28 décembre 2020 – Fête des Saints Innocents
1 Jean 1, 5 - 2, 2 ; Matthieu 2, 13-18
Homélie
L`Évangile de Matthieu, d’où est tiré le récit évangélique de la messe m’aujourd’hui, commence par les mots : « Livre des origines de Jésus-Christ, fils de David ». Dans le texte original grec le mot traduit par « origines » dans nos bibles en langue française est « genesis, genèse». Matthieu veut souligner par là le fait que la naissance de Jésus est une nouvelle genèse, un nouveau commencement, pour toute l’humanité.
Or, le livre de la Genèse commençait par la description de la création du monde.
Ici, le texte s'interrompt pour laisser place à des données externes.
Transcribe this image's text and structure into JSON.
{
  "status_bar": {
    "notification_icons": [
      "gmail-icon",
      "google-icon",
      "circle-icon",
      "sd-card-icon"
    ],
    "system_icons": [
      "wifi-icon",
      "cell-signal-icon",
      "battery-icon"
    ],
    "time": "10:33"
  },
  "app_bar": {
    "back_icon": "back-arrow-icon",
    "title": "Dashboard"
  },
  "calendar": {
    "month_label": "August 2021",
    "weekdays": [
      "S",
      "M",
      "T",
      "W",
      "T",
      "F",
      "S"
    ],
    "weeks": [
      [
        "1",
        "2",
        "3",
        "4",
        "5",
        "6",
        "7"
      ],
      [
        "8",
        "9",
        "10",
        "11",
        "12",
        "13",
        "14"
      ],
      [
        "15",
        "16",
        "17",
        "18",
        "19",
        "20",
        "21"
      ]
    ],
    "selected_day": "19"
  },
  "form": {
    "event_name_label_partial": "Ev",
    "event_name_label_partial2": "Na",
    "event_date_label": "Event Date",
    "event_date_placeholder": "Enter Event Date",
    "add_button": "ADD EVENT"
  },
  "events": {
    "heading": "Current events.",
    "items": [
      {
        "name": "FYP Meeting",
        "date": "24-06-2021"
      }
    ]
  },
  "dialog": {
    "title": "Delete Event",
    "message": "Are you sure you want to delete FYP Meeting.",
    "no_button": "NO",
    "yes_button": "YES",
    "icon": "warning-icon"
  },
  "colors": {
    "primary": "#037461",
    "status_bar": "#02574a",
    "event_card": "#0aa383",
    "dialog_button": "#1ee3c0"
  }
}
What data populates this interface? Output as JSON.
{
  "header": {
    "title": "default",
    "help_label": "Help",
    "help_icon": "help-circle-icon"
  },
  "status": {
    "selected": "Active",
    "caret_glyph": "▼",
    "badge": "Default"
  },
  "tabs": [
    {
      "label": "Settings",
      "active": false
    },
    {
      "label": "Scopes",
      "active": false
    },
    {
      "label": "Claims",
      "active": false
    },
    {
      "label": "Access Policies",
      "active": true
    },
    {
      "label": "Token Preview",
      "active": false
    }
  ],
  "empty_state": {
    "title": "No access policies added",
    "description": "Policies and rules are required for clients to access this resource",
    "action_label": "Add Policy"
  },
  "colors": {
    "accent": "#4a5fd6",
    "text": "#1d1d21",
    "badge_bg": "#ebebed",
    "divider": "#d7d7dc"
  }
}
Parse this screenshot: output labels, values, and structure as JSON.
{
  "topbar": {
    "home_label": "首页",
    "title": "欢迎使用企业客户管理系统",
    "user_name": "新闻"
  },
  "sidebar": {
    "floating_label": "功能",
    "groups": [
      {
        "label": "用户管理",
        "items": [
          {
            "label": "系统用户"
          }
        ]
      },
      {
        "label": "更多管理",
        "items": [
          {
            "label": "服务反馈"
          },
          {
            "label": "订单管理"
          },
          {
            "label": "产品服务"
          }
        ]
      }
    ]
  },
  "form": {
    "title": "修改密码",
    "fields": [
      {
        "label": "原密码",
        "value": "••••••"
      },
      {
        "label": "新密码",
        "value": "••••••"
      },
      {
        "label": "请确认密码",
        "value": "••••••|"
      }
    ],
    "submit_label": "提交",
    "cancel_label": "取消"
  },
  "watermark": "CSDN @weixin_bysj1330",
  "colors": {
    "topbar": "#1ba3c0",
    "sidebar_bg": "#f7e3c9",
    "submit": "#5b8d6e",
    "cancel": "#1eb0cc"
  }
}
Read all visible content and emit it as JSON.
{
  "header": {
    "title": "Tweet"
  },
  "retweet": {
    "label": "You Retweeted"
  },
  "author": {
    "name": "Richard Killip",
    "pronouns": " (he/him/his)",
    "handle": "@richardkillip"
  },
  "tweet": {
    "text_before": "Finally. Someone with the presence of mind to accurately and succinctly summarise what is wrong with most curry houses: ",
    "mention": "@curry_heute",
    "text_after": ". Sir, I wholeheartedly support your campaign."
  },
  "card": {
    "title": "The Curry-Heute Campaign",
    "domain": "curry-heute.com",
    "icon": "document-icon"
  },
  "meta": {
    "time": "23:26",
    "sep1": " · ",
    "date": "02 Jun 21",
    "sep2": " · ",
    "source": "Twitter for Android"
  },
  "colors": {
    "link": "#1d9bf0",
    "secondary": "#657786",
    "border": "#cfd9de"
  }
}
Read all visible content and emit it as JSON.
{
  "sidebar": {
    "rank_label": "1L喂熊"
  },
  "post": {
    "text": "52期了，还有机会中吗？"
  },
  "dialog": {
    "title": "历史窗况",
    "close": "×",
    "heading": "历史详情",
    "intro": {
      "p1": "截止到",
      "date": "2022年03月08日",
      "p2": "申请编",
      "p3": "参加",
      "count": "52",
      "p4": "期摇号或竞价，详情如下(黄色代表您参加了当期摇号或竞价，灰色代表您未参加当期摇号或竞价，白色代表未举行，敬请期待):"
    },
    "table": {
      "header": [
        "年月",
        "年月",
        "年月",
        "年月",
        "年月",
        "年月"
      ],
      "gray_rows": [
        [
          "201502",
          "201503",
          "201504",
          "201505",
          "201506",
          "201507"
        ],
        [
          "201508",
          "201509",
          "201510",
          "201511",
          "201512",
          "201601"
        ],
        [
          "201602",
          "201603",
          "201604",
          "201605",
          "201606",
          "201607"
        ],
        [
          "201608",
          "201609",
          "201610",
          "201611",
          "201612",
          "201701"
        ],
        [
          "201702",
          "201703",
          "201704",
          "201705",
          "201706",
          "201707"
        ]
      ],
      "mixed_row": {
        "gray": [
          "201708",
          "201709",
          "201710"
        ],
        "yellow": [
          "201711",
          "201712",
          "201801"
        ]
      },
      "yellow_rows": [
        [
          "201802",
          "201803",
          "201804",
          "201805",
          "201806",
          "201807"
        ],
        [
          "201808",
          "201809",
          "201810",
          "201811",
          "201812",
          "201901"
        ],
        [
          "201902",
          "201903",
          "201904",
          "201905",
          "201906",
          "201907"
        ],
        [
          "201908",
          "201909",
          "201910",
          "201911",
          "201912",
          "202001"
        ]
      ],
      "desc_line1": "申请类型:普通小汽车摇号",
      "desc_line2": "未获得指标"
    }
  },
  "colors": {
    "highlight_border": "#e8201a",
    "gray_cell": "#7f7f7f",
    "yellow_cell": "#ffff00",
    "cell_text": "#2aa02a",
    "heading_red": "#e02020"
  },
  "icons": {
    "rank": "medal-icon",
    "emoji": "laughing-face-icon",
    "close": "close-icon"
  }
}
Au début, dans le chaos initial, tout était ténèbre, et le travail du premier jour de la création consista pour le Créateur à séparer la lumière des ténèbres. Dieu créa la lumière et Il vit que la lumière était bonne.
L’Évangéliste Jean voit aussi la naissance de Jésus comme une nouvelle genèse, et il n’est donc pas surprenant que tout son Évangile soit structurée comme une lutte continuelle entre le royaume des ténèbres et celui de la lumière, avec la victoire finale de la lumière du Christ ressuscité.
Ce même thème de la lumière et des ténèbres revient au début de la première Lettre de Jean, que nous venons d’entendre (première lecture) : « Dieu est lumière ; et, de ténèbres, il n’y a pas de trace en lui. » Et tout l’enseignement moral de Jean se résume en une seule phrase : marcher dans la lumière et non dans les ténèbres. Pour Jean, « marcher dans la lumière » et « être en communion avec Dieu » sont une seule et même chose ; c’est pourquoi celui qui prétend être en communion avec Dieu et marche dans les ténèbres est un menteur, comme le prince des ténèbres. Par ailleurs, dans un raccourci admirable, Jean identifie la communion à Dieu avec la communion aux autres : « Si nous marchons dans la lumière comme (Dieu) lui-même est dans la lumière, nous sommes en communion les uns avec les autres ».
Le récit évangélique de Matthieu que nous venons de lire nous montre que Jésus se retrouva, dès sa naissance au sein de la lutte entre le monde des ténèbres et celui de la lumière : Encore petit enfant, il connut dans sa chair les difficultés et les épreuves des pauvres et des opprimés, avec qui il s’identifiera durant toute sa vie. Combien de familles de nos jours comme tout au long des siècles sont disloquées par la guerre, les déplacements forcés de populations, l’exil. D’ailleurs la plupart des personnages qui apparaissent dans ce deuxième chapitre de l’Évangile de Matthieu, sont des figures emblématiques encore plus que des personnages historiques. Les « Mages » représentent une humanité inquiète et en recherche de salut, capable de reconnaître Dieu dans l’histoire et disposée à sortir d’elle-même et de sa sécurité pour aller à la rencontre de Dieu. Hérode et son fils Archélaüs représentent le pouvoir exploiteur et oppresseur, jaloux de son hégémonie et ayant peur de la perdre, prêt à toute cruauté pour défendre ses privilèges. Quant aux enfants de Bethléhem ils représentent tous ceux qui, à travers les âges jusqu’à nos jours, ont été victimes du pouvoir des ténèbres, à cause de leur appartenance au royaume de la lumière, qu’ils aient connu personnellement le Christ ou non.
Même si nous marchons dans la lumière cela ne veut pas dire que nous sommes nécessairement purs comme des anges. Au contraire, celui qui se croit sans péché se ment à lui-même et marche donc dans les ténèbres. Mais si nous nous reconnaissons pécheurs, nous avons, dit saint Jean, un défenseur auprès du Père. C’est de ce défenseur, dont nous célébrons en ces jours la naissance et qui est mort pour nous obtenir le pardon de nos péchés. C’est de lui que nous ferons mémoire en poursuivant notre célébration eucharistique.